Dua berita tersebut menjadi perhatian pembaca Kompas.com dan berikut lima berita populer nusantara selengkapnya.

1. Suami dan istri meninggal hampir bersamaan

Ratusan masyarakat hingga kepolisian berbondong-bondong mendatangi rumah duka yang terletak di RT 20, kelurahan Sepinggan Raya Kecamatan Balikpapan Selatan. Tribun Kaltim Ratusan masyarakat hingga kepolisian berbondong-bondong mendatangi rumah duka yang terletak di RT 20, kelurahan Sepinggan Raya Kecamatan Balikpapan Selatan.
Siti Haryanti warga Kelurahan Sepinggan Raya, Balikpapan meninggal duniapada Minggu (23/2/2020).

Ia meninggal karena tensi darahnya tidak stabil karena melahirkan anak keenamnya satu bulan lalu.

Saat jenazah istrinya dimandikan, sang suami dilarikan ke rumah sakit karena tensi darahnya naik. Namun nyawanya tidak bisa diselamatkan. Dia meninggal dunia di perjalanan.

Siti dan suaminya meninggalkan 6 anak yang masih kecil. Si sulung masih duduk di kelas VI SD sementara si bungsu masih berusia 1 bulan 7 hari.

Dalam satu hari, enam bocah tersebut menjadi yatim piatu. Mereka diasuh Mustafa (53) dan Wa Ode Rusdiana, kakek dan nenek dari pihak ibu.

Baca juga: Kisah Suami Meninggal Saat Jenazah Istrinya Dimandikan, Tinggalkan 6 Bocah Yatim Piatu

 

2. Mengaku tak sanggup terima uang penghargaan

Sudiro dan Sudarwanto alias Kodir saat duduk bersama Direktur Perlindungan Sosial Korban Bencana Alam Kemensos RI Rachmat Koesnadi sebelum penyerahan penghargaan.KOMPAS.COM/YUSTINUS WIJAYA KUSUMA Sudiro dan Sudarwanto alias Kodir saat duduk bersama Direktur Perlindungan Sosial Korban Bencana Alam Kemensos RI Rachmat Koesnadi sebelum penyerahan penghargaan.
Sudiro (71) dan Sudarwanto alias Kidri mendapatkan yang penghargaan sebesar Rp 10 juta karena telah menolong para siswa SMPN 1 Turi yang hanyut saat susur Sungai Sempor pada Jumat (21/2/2020).

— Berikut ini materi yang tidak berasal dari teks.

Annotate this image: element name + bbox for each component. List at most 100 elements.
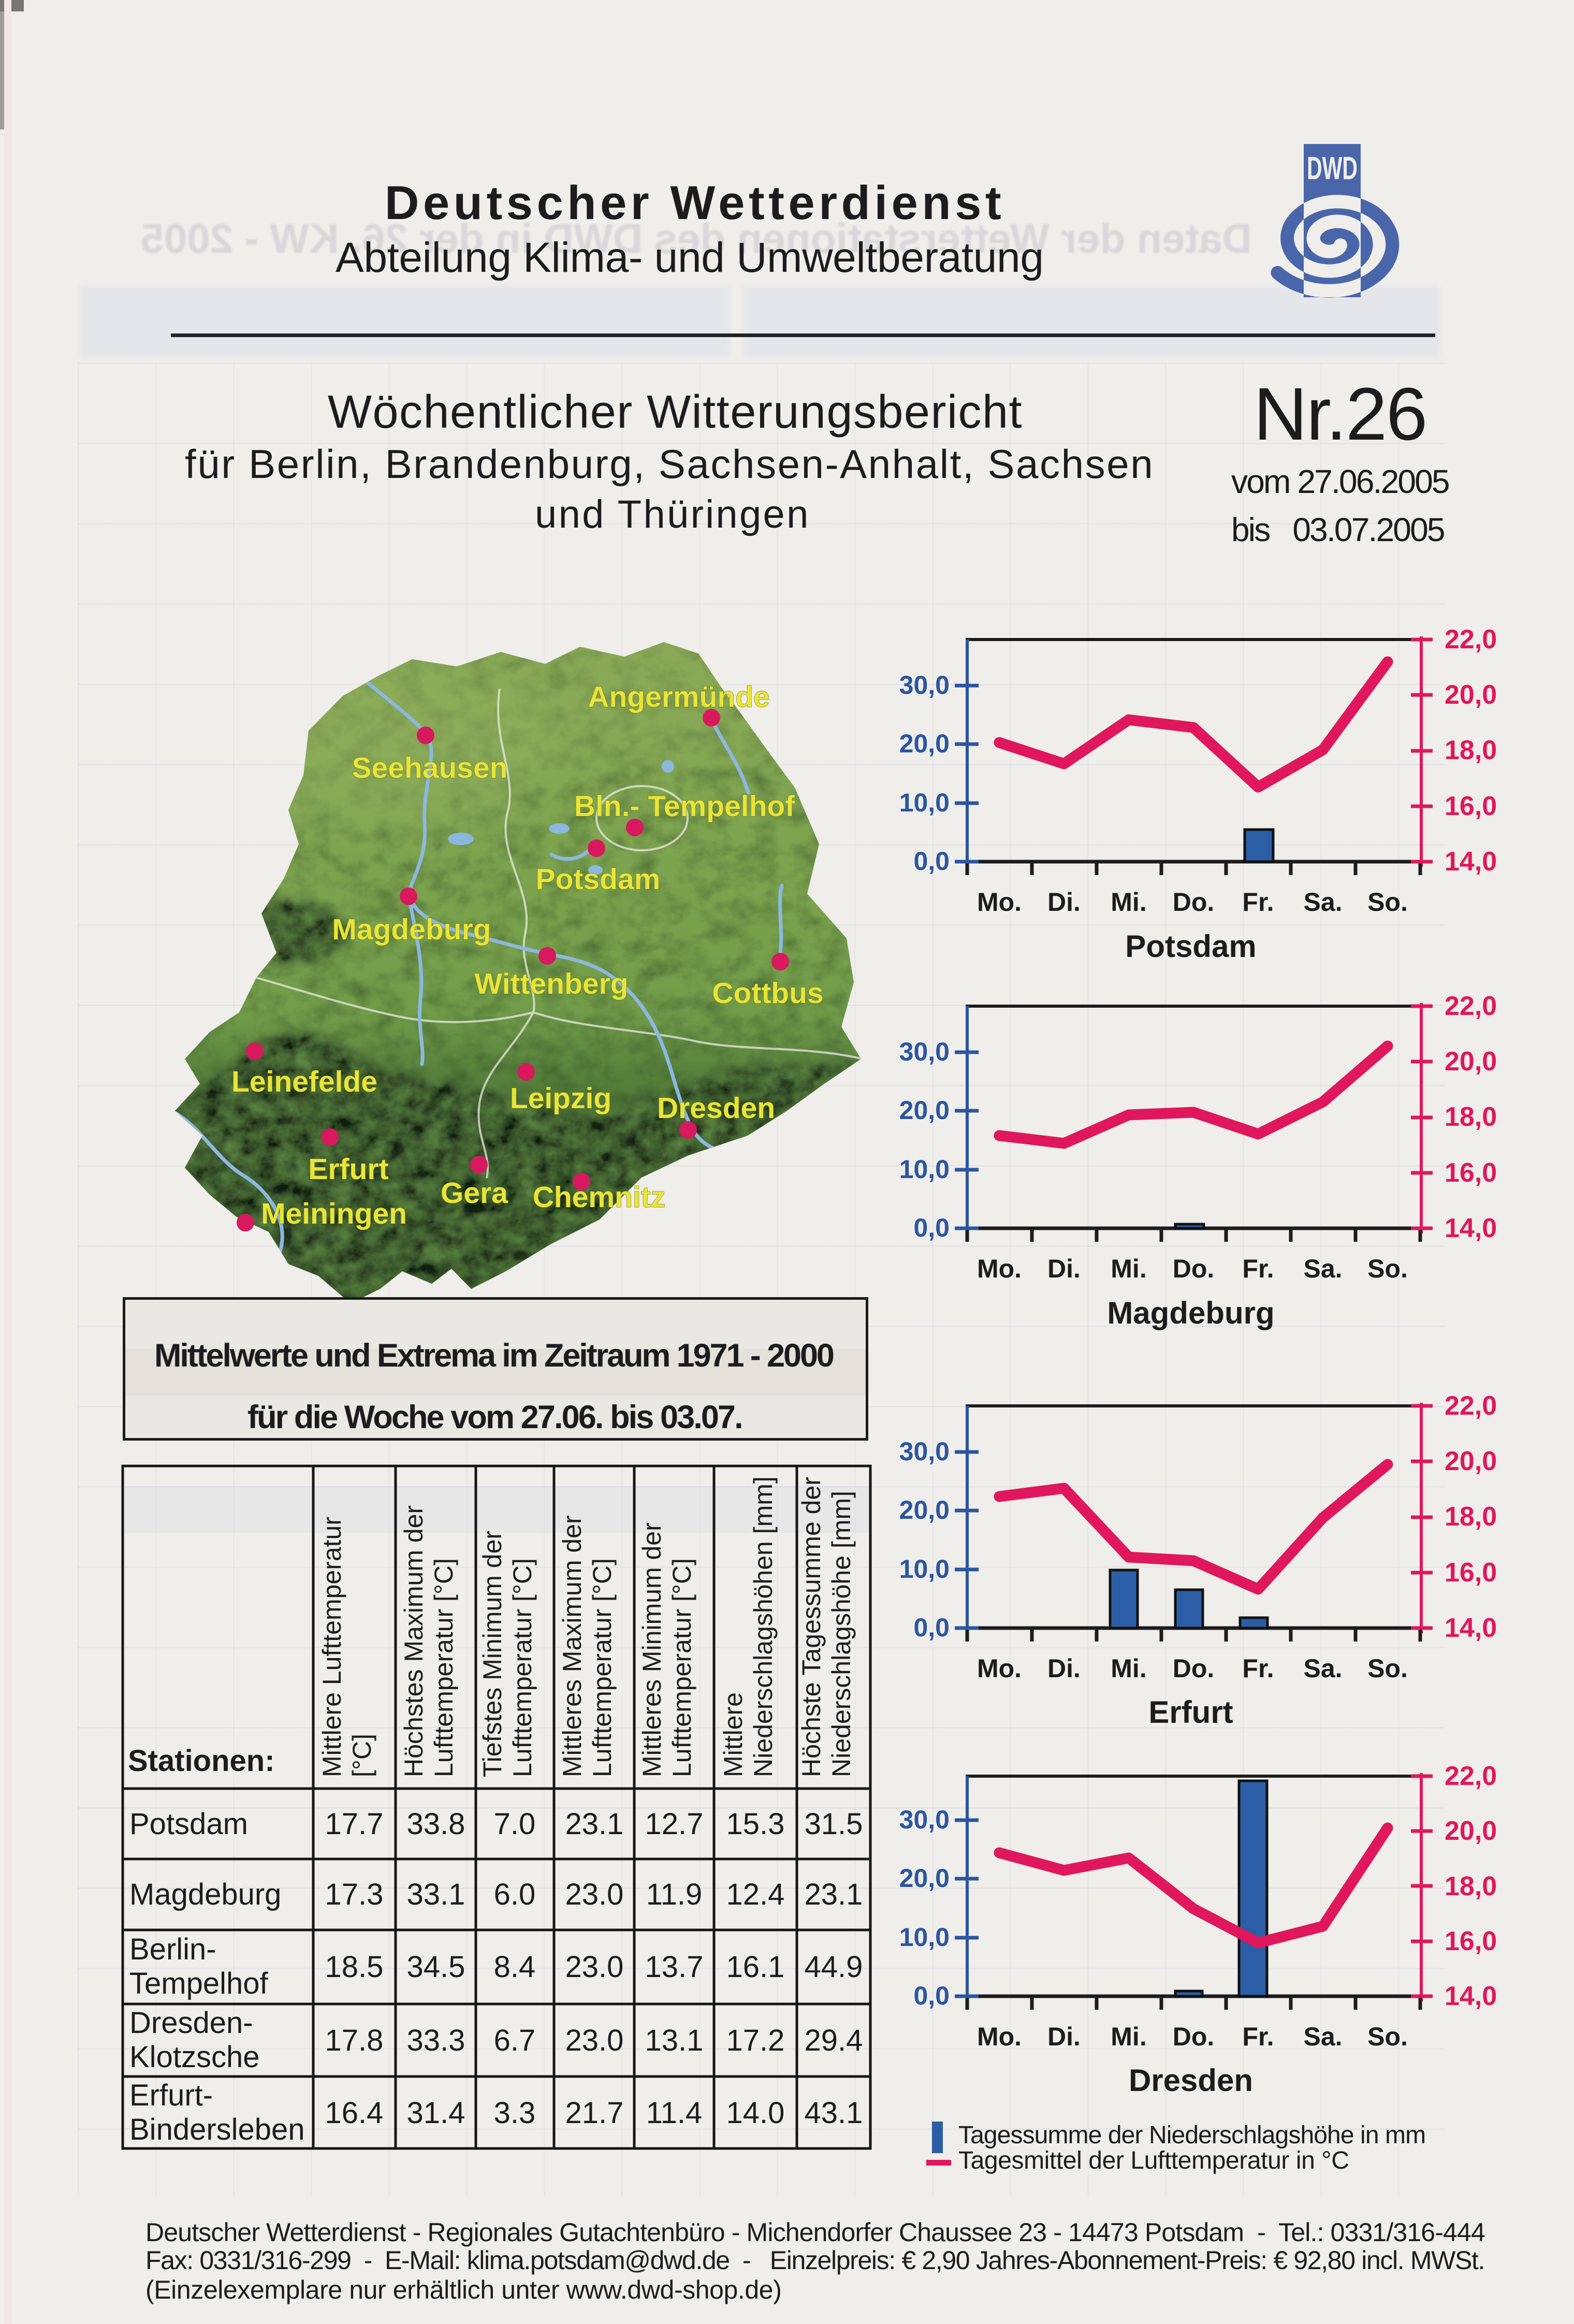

Penghargaan tersebut diberikan Kementerian Sosial.

Namun Sudiro yang akrab dipanggil Mbah Diro dan Kodir lebih memilih menyumbangkan uang tersebut ke warga desa.

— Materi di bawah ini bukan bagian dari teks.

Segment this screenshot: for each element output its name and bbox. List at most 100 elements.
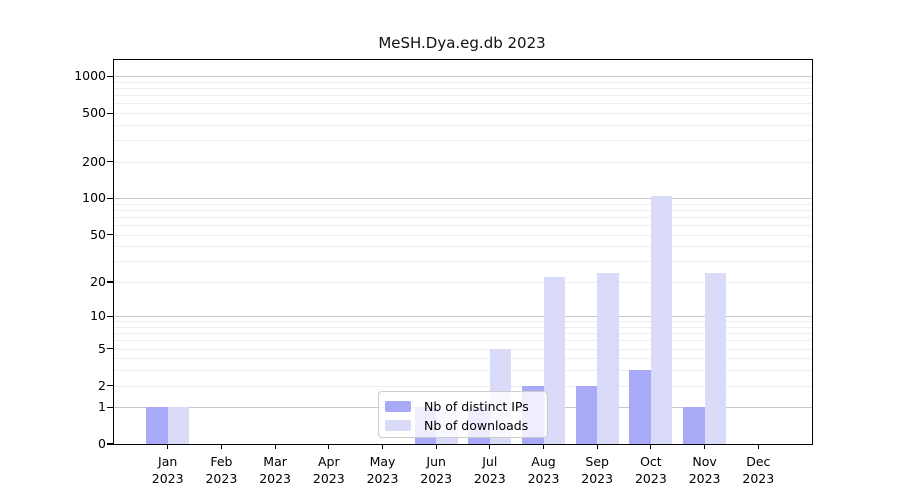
y-tick-mark (107, 443, 113, 445)
gridline-minor (114, 348, 812, 350)
gridline-minor (114, 210, 812, 212)
x-tick-mark (167, 444, 169, 449)
gridline-minor (114, 333, 812, 335)
x-tick-year: 2023 (634, 470, 667, 486)
x-tick-mark (220, 444, 222, 449)
y-tick-mark (107, 234, 113, 236)
x-tick-mark (596, 444, 598, 449)
legend-label: Nb of downloads (424, 418, 529, 433)
x-tick-year: 2023 (688, 470, 721, 486)
bar-downloads-oct (650, 195, 673, 444)
y-tick-label: 1 (98, 399, 106, 415)
x-tick-month: Oct (640, 454, 662, 469)
gridline-minor (114, 88, 812, 90)
gridline-minor (114, 125, 812, 126)
bar-distinct-ips-jan (146, 407, 168, 444)
y-tick-mark (107, 75, 113, 77)
x-tick-label: Jun 2023 (404, 454, 468, 487)
y-tick-mark (107, 161, 113, 163)
gridline-minor (114, 217, 812, 219)
x-tick-year: 2023 (205, 470, 238, 486)
gridline-minor (114, 203, 812, 205)
gridline-minor (114, 140, 812, 142)
y-tick-label: 100 (82, 190, 106, 206)
x-tick-label: Jul 2023 (458, 454, 522, 487)
y-tick-label: 500 (82, 105, 106, 121)
y-tick-label: 5 (98, 340, 106, 356)
x-tick-year: 2023 (527, 470, 560, 486)
bar-distinct-ips-sep (575, 385, 598, 444)
gridline-minor (114, 113, 812, 115)
x-tick-month: Mar (263, 454, 287, 469)
x-tick-month: Nov (692, 454, 717, 469)
y-tick-mark (107, 348, 113, 350)
bar-distinct-ips-oct (629, 370, 651, 444)
x-tick-month: May (369, 454, 396, 469)
y-tick-mark (107, 112, 113, 114)
x-tick-year: 2023 (420, 470, 453, 486)
gridline-minor (114, 340, 812, 342)
y-tick-mark (107, 384, 113, 387)
gridline-major (114, 316, 812, 318)
gridline-minor (114, 234, 812, 236)
y-tick-label: 200 (82, 153, 106, 169)
legend-row: Nb of downloads (385, 416, 547, 435)
gridline-minor (114, 225, 812, 227)
y-tick-mark (107, 281, 113, 283)
x-tick-month: Apr (317, 454, 340, 469)
x-tick-month: Jun (426, 454, 446, 469)
bar-distinct-ips-nov (683, 407, 705, 444)
bar-downloads-aug (543, 277, 565, 444)
legend-swatch-icon (385, 401, 411, 412)
x-tick-mark (328, 444, 330, 449)
x-tick-mark (381, 444, 384, 449)
legend-label: Nb of distinct IPs (424, 399, 529, 414)
gridline-minor (114, 261, 812, 263)
x-tick-year: 2023 (259, 470, 291, 486)
x-tick-month: Sep (585, 454, 609, 469)
x-tick-label: May 2023 (351, 454, 415, 487)
gridline-minor (114, 246, 812, 248)
x-tick-mark (435, 444, 437, 449)
x-tick-label: Nov 2023 (673, 454, 737, 487)
gridline-minor (114, 370, 812, 372)
gridline-minor (114, 321, 812, 323)
legend-swatch-icon (385, 420, 411, 431)
y-tick-label: 50 (90, 226, 106, 242)
legend: Nb of distinct IPs Nb of downloads (378, 391, 548, 438)
x-tick-label: Apr 2023 (297, 454, 361, 487)
bar-downloads-nov (704, 272, 727, 444)
x-tick-label: Feb 2023 (189, 454, 253, 487)
y-tick-mark (107, 197, 113, 199)
x-tick-mark (542, 444, 545, 449)
x-tick-mark (650, 444, 652, 449)
gridline-minor (114, 358, 812, 360)
gridline-major (114, 198, 812, 200)
x-tick-year: 2023 (742, 470, 775, 486)
x-tick-month: Jan (158, 454, 178, 469)
gridline-minor (114, 81, 812, 83)
gridline-minor (114, 103, 812, 105)
gridline-major (114, 76, 812, 78)
x-tick-label: Jan 2023 (136, 454, 200, 487)
gridline-minor (114, 327, 812, 329)
x-tick-year: 2023 (366, 470, 399, 486)
x-tick-mark (274, 444, 276, 449)
legend-row: Nb of distinct IPs (385, 397, 547, 416)
y-tick-mark (107, 406, 113, 408)
y-tick-label: 20 (90, 274, 106, 289)
bar-downloads-jan (167, 407, 190, 444)
x-tick-label: Sep 2023 (565, 454, 629, 487)
x-tick-year: 2023 (581, 470, 614, 486)
x-tick-year: 2023 (151, 470, 184, 486)
x-tick-month: Feb (210, 454, 233, 469)
x-tick-label: Dec 2023 (726, 454, 790, 487)
x-tick-month: Aug (531, 454, 556, 469)
bar-downloads-sep (597, 272, 619, 444)
x-tick-mark (757, 444, 759, 449)
gridline-minor (114, 95, 812, 97)
gridline-minor (114, 282, 812, 283)
x-tick-label: Aug 2023 (512, 454, 576, 487)
x-tick-year: 2023 (312, 470, 345, 486)
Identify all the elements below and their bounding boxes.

"Saya sebenarnya tidak sanggup menerima ini. Niat saya hanya menolong, karena kemanusiaan," tegas Mbah.

Mbah Diro menjelaskan, saat kejadian di Sungai Sempor, tak hanya dirinya dan Kodir yang menolong para siswa.

Namun, banyak warga yang juga ikut turun ke sungai dan menolong. Untuk itu, dirinya memilih menyumbangkan uang tersebut untuk pembangunan masjid.

"Uang ini akan saya bagikan dan saya sumbangkan untuk membangun masjid," jelasnya.

Baca juga: Saya Tak Sanggup Terima Uang Ini, Niatnya Hanya Menolong

3. Jenazah pasien suspect corona dibungkus plastik

Ilustrasi virus corona (Covid-19) ChinaShutterstock Ilustrasi virus corona (Covid-19) China
Pasien suspect corona meninggal dunia setelah dirawat di RSUP Kariadi Semarang, Jawa Tengah, Minggu (23/2/2020).

Namun, pihak rumah sakit menyebut meninggalnya pasien itu bukan karena positif virus corona, melainkan karena gangguan napas berat.

Meski demikian, perawatan jenazah tetap mempertimbangkan pencegahan virus corona yakni dengan membungkus jenazah dengan plastik.

Direktur Medik dan Keperawatan RSUP Kariadi Semarang Agoes Oerip Poerwoko mengatakan, proses pemakaman pasien yang meninggal sudah sesuai prosedur pencegahan virus corona.

"Pada saat memandikan jenazah pasien, petugas memakai alat pelindung diri dari baju, masker, kacamata, topi sesuai prosedur. Area jalan ke kamar mayat juga kita bebaskan. Lalu jenazahnya diberi penutup terbungkus plastik untuk memastikan agar tak menular ke keluarganya," kata Agoes saat diwawancarai di rumah sakit, Rabu (26/2/2020).

Sebelum dirawat, pasisen baru tiba di Tanah Air setelah melakukan perjalan dari Spanyol dan transit di Dubai.

Baca juga: Jenazah Pasien Suspect Virus Corona di Semarang Dibungkus Plastik Sebelum Dimakamkan

4. Restoran Rindu Alam resmi ditutup

Bangunan rumah makan Rindu Alam, Cisarua, Puncak, Bogor, Jawa Barat, saat difoto malam hari, Kamis (30/11/2017).KOMPAS.com / Ramdhan Triyadi Bempah Bangunan rumah makan Rindu Alam, Cisarua, Puncak, Bogor, Jawa Barat, saat difoto malam hari, Kamis (30/11/2017).
Restoran Rindu Alam yang berdiri sejak 40 tahun lalu, kini resmi ditutup.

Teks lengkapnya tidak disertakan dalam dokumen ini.